Le tribunal administratif de Paris a suspendu, jeudi 19 octobre, l’interdiction préfectorale d’une manifestation propalestinienne, estimant que l’arrêté portait une « atteinte grave » à la liberté de manifester. Sa décision est intervenue alors que se déroulait, depuis 18 heures et dans le calme, place de la République, à Paris, une manifestation qui a réuni 4 000 personnes, selon la Préfecture de police. Elles s’étaient rassemblées à l’appel du Nouveau Parti anticapitaliste (NPA) et de la Coordination des appels pour une paix juste au Proche-Orient (CAPJPO-Europalestine).
« Le respect de la liberté de manifestation et de la liberté d’expression, qui ont le caractère de libertés fondamentales (…) doit être concilié avec l’exigence constitutionnelle de sauvegarde de l’ordre public », a estimé le tribunal dans son ordonnance dont l’Agence France-Presse (AFP) a obtenu copie.
Le juge administratif a mis en avant que le préfet de police de Paris n’apportait « aucun élément de nature à étayer » que la manifestation visait « à soutenir les attaques terroristes du Hamas qui se sont déroulées à compter du 7 octobre » s’agissant de l’association CAPJPO-Europalestine. Et « si le préfet fait valoir que le NPA est visé par une enquête pour “apologie du terrorisme” », après des propos d’Olivier Besancenot et de Philippe Poutou selon lesquels la lutte du peuple palestinien est « légitime », « cette circonstance ne saurait être tenue pour suffisante pour établir que [les organisateurs de la manifestation] soutiendrai[en]t le Hamas », souligne le tribunal.
Par ailleurs, « il ne résulte pas de l’instruction, et en particulier de la note des services spécialisés établie en vue de la présente manifestation, que le rassemblement projeté présenterait un risque particulier de violences, à l’encontre d’autres groupes ou des forces de l’ordre », argue-t-il. Les arrêtés préfectoraux attaqués portent donc « une atteinte grave et manifestement illégale à la liberté de manifester », conclut le tribunal, en ordonnant leur suspension.
Rappel du Conseil d’Etat
Dès que la nouvelle s’est propagée dans la manifestation, place de la République, les forces de police qui avaient « nassé » la foule se sont totalement retirées, selon un journaliste de l’AFP sur place.
« Je suis un républicain, j’applique les décisions de justice.
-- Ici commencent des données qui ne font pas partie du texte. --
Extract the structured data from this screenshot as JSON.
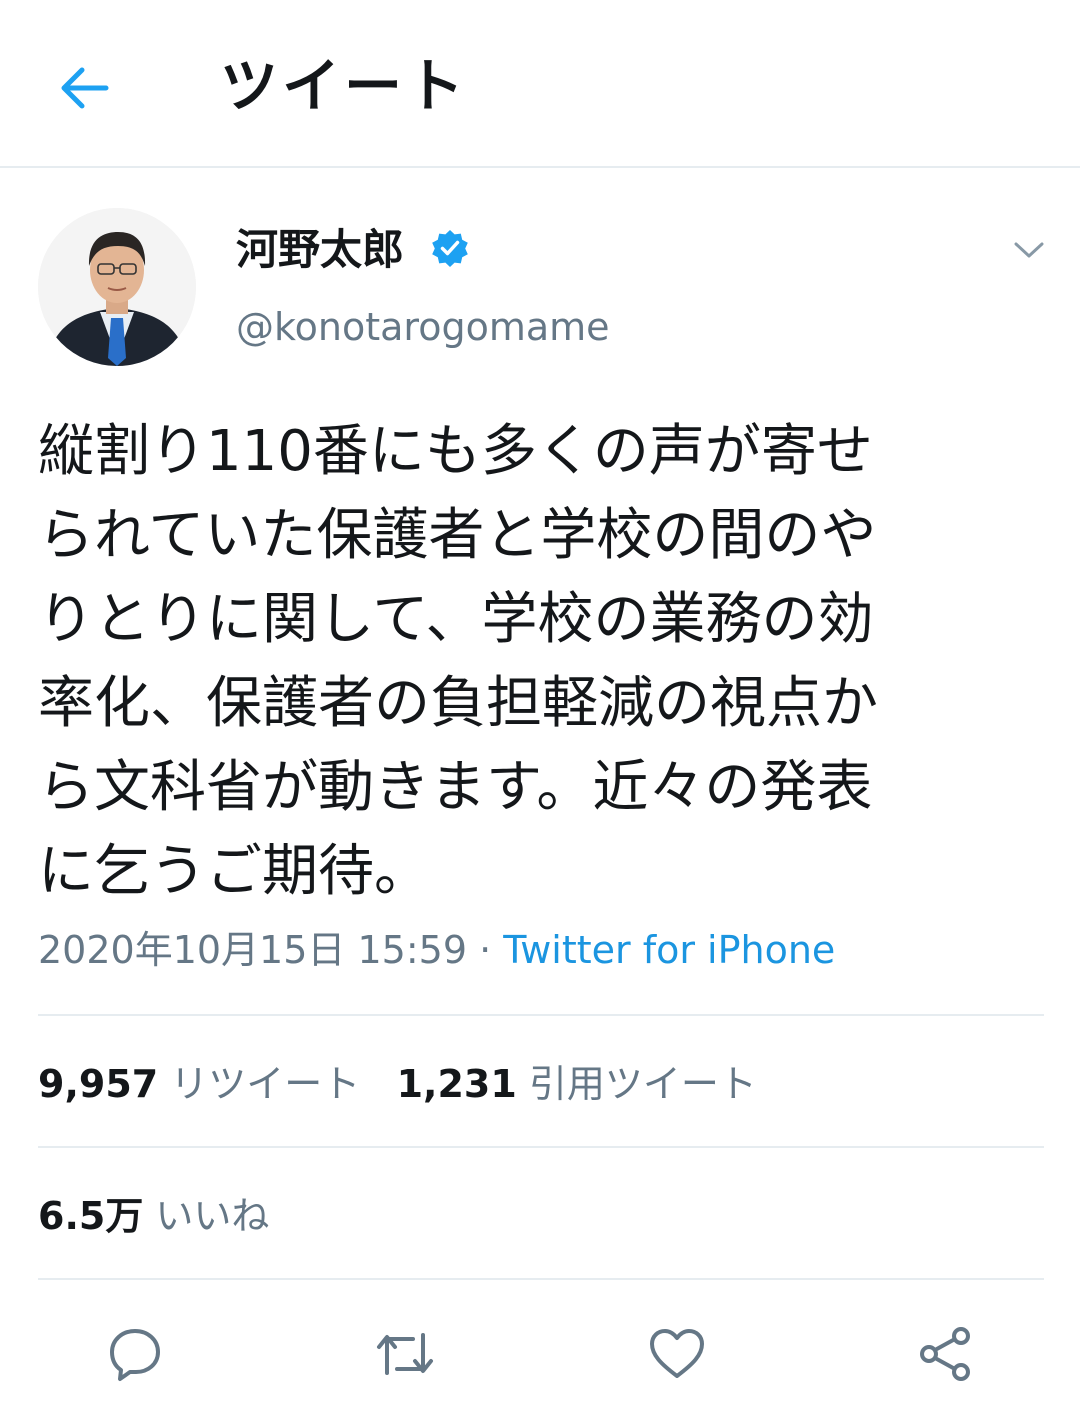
{
  "header": {
    "title": "ツイート",
    "back_icon": "arrow-left-icon",
    "accent_color": "#1da1f2"
  },
  "tweet": {
    "author": {
      "name": "河野太郎",
      "handle": "@konotarogomame",
      "verified": true
    },
    "text_lines": [
      "縦割り110番にも多くの声が寄せ",
      "られていた保護者と学校の間のや",
      "りとりに関して、学校の業務の効",
      "率化、保護者の負担軽減の視点か",
      "ら文科省が動きます。近々の発表",
      "に乞うご期待。"
    ],
    "timestamp": "2020年10月15日 15:59",
    "separator": " · ",
    "source": "Twitter for iPhone"
  },
  "stats": {
    "retweets_count": "9,957",
    "retweets_label": "リツイート",
    "quotes_count": "1,231",
    "quotes_label": "引用ツイート",
    "likes_count": "6.5万",
    "likes_label": "いいね"
  },
  "actions": {
    "reply": "reply-icon",
    "retweet": "retweet-icon",
    "like": "heart-icon",
    "share": "share-icon"
  },
  "colors": {
    "text": "#14171a",
    "secondary": "#657786",
    "link": "#1b95e0",
    "divider": "#e6ecf0"
  }
}
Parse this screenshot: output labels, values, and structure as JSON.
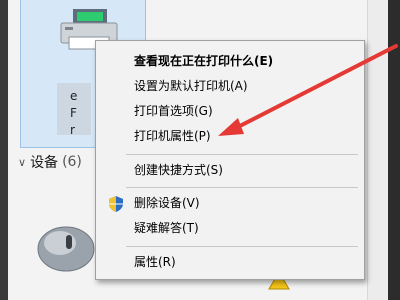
{
  "printer": {
    "name_partial": "e\nF\nr"
  },
  "devices_section": {
    "label": "设备",
    "count": "(6)"
  },
  "context_menu": {
    "items": [
      {
        "label": "查看现在正在打印什么(E)",
        "bold": true
      },
      {
        "label": "设置为默认打印机(A)"
      },
      {
        "label": "打印首选项(G)"
      },
      {
        "label": "打印机属性(P)"
      },
      {
        "label": "创建快捷方式(S)"
      },
      {
        "label": "删除设备(V)"
      },
      {
        "label": "疑难解答(T)"
      },
      {
        "label": "属性(R)"
      }
    ]
  },
  "colors": {
    "annotation_arrow": "#e53935",
    "selection": "#d6e8f7"
  },
  "icons": [
    "printer-icon",
    "shield-icon",
    "mouse-icon",
    "chevron-down-icon",
    "warning-icon"
  ]
}
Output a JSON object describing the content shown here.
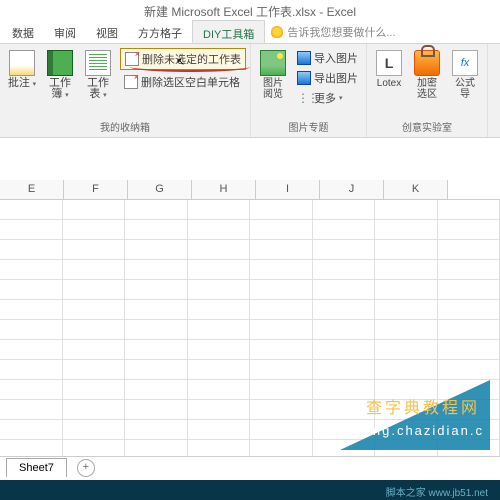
{
  "title": "新建 Microsoft Excel 工作表.xlsx - Excel",
  "tabs": {
    "t1": "数据",
    "t2": "审阅",
    "t3": "视图",
    "t4": "方方格子",
    "t5": "DIY工具箱",
    "tell": "告诉我您想要做什么..."
  },
  "g1": {
    "title": "我的收纳箱",
    "b1": "批注",
    "b2": "工作\n簿",
    "b3": "工作\n表",
    "i1": "删除未选定的工作表",
    "i2": "删除选区空白单元格"
  },
  "g2": {
    "title": "图片专题",
    "b1": "图片\n阅览",
    "i1": "导入图片",
    "i2": "导出图片",
    "i3": "更多"
  },
  "g3": {
    "title": "创意实验室",
    "b1": "Lotex",
    "b2": "加密\n选区",
    "b3": "公式\n导"
  },
  "cols": [
    "E",
    "F",
    "G",
    "H",
    "I",
    "J",
    "K"
  ],
  "sheet": "Sheet7",
  "wm1": "查字典教程网",
  "wm2": "jiaocheng.chazidian.c",
  "foot": "脚本之家 www.jb51.net"
}
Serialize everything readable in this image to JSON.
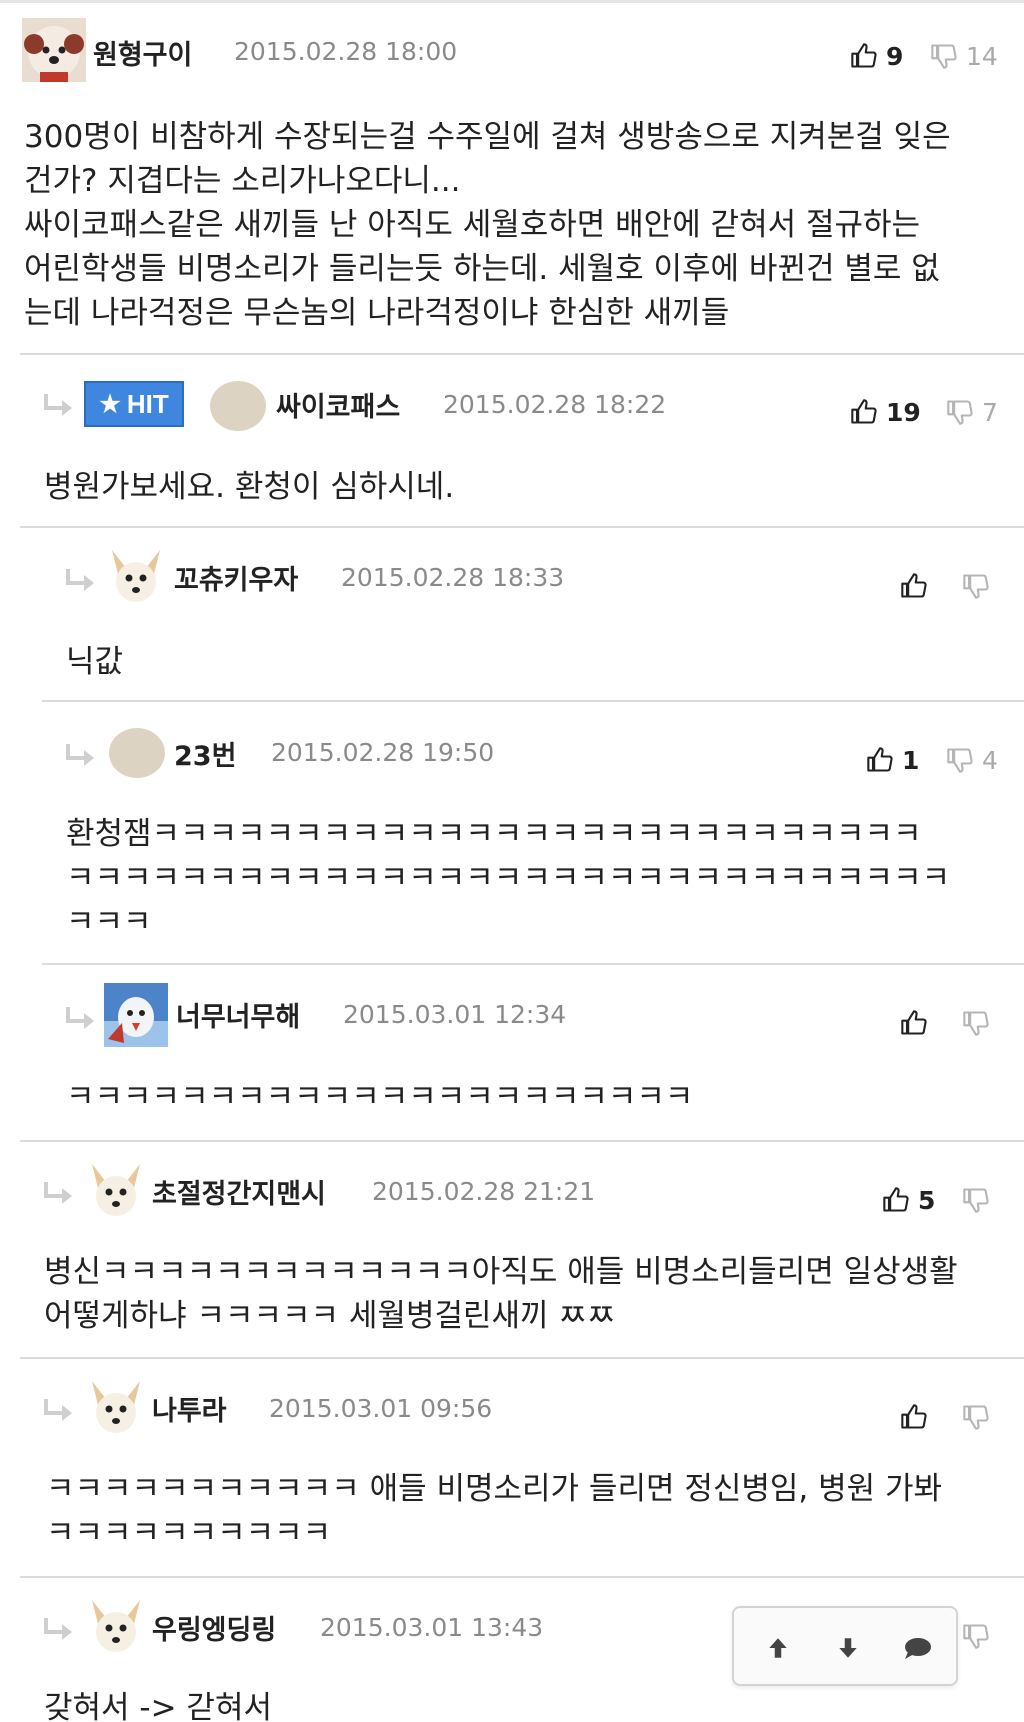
{
  "comments": [
    {
      "nick": "원형구이",
      "date": "2015.02.28 18:00",
      "up": "9",
      "down": "14",
      "lines": [
        "300명이 비참하게 수장되는걸 수주일에 걸쳐 생방송으로 지켜본걸 잊은",
        "건가? 지겹다는 소리가나오다니...",
        "싸이코패스같은 새끼들 난 아직도 세월호하면 배안에 갇혀서 절규하는",
        "어린학생들 비명소리가 들리는듯 하는데. 세월호 이후에 바뀐건 별로 없",
        "는데 나라걱정은 무슨놈의 나라걱정이냐 한심한 새끼들"
      ]
    },
    {
      "badge": "HIT",
      "nick": "싸이코패스",
      "date": "2015.02.28 18:22",
      "up": "19",
      "down": "7",
      "lines": [
        "병원가보세요. 환청이 심하시네."
      ]
    },
    {
      "nick": "꼬츄키우자",
      "date": "2015.02.28 18:33",
      "up": "",
      "down": "",
      "lines": [
        "닉값"
      ]
    },
    {
      "nick": "23번",
      "date": "2015.02.28 19:50",
      "up": "1",
      "down": "4",
      "lines": [
        "환청잼ㅋㅋㅋㅋㅋㅋㅋㅋㅋㅋㅋㅋㅋㅋㅋㅋㅋㅋㅋㅋㅋㅋㅋㅋㅋㅋㅋ",
        "ㅋㅋㅋㅋㅋㅋㅋㅋㅋㅋㅋㅋㅋㅋㅋㅋㅋㅋㅋㅋㅋㅋㅋㅋㅋㅋㅋㅋㅋㅋㅋ",
        "ㅋㅋㅋ"
      ]
    },
    {
      "nick": "너무너무해",
      "date": "2015.03.01 12:34",
      "up": "",
      "down": "",
      "lines": [
        "ㅋㅋㅋㅋㅋㅋㅋㅋㅋㅋㅋㅋㅋㅋㅋㅋㅋㅋㅋㅋㅋㅋ"
      ]
    },
    {
      "nick": "초절정간지맨시",
      "date": "2015.02.28 21:21",
      "up": "5",
      "down": "",
      "lines": [
        "병신ㅋㅋㅋㅋㅋㅋㅋㅋㅋㅋㅋㅋㅋ아직도 애들 비명소리들리면 일상생활",
        "어떻게하냐 ㅋㅋㅋㅋㅋ 세월병걸린새끼 ㅉㅉ"
      ]
    },
    {
      "nick": "나투라",
      "date": "2015.03.01 09:56",
      "up": "",
      "down": "",
      "lines": [
        "ㅋㅋㅋㅋㅋㅋㅋㅋㅋㅋㅋ 애들 비명소리가 들리면 정신병임, 병원 가봐",
        "ㅋㅋㅋㅋㅋㅋㅋㅋㅋㅋ"
      ]
    },
    {
      "nick": "우링엥딩링",
      "date": "2015.03.01 13:43",
      "up": "",
      "down": "",
      "lines": [
        "갖혀서 -> 갇혀서"
      ]
    }
  ],
  "icons": {
    "thumb_up": "thumbs-up-icon",
    "thumb_down": "thumbs-down-icon",
    "reply": "reply-arrow-icon",
    "float": [
      "arrow-up-icon",
      "arrow-down-icon",
      "speech-bubble-icon"
    ]
  },
  "colors": {
    "hit_badge": "#3f86de",
    "date": "#8a8a8a",
    "down_count": "#aaaaaa",
    "divider": "#dcdcdc"
  }
}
Ce qui est sûr, c’est que les manifestations, quand elles seront autorisées, devront se tenir dans le bon ordre public », a réagi le ministre de l’intérieur, Gérald Darmanin, sur BFM-TV, en apprenant la décision du tribunal administratif.
Dans un télégramme qu’il avait adressé aux préfets, le 12 octobre, cinq jours après l’attaque sanglante perpétrée en Israël par le Hamas, consigne avait été donnée d’interdire les « manifestations propalestiniennes, parce qu’elles [étaient] susceptibles de générer des troubles à l’ordre public ».
Mais le Conseil d’Etat a rappelé, mercredi, au gouvernement que ces rassemblements ne pouvaient être interdits systématiquement et qu’il revenait aux seuls préfets d’apprécier s’il y avait localement un risque de troubles à l’ordre public. Jeudi, Emmanuel Macron a avancé un « délai de décence » pour justifier la décision d’interdire ces manifestations.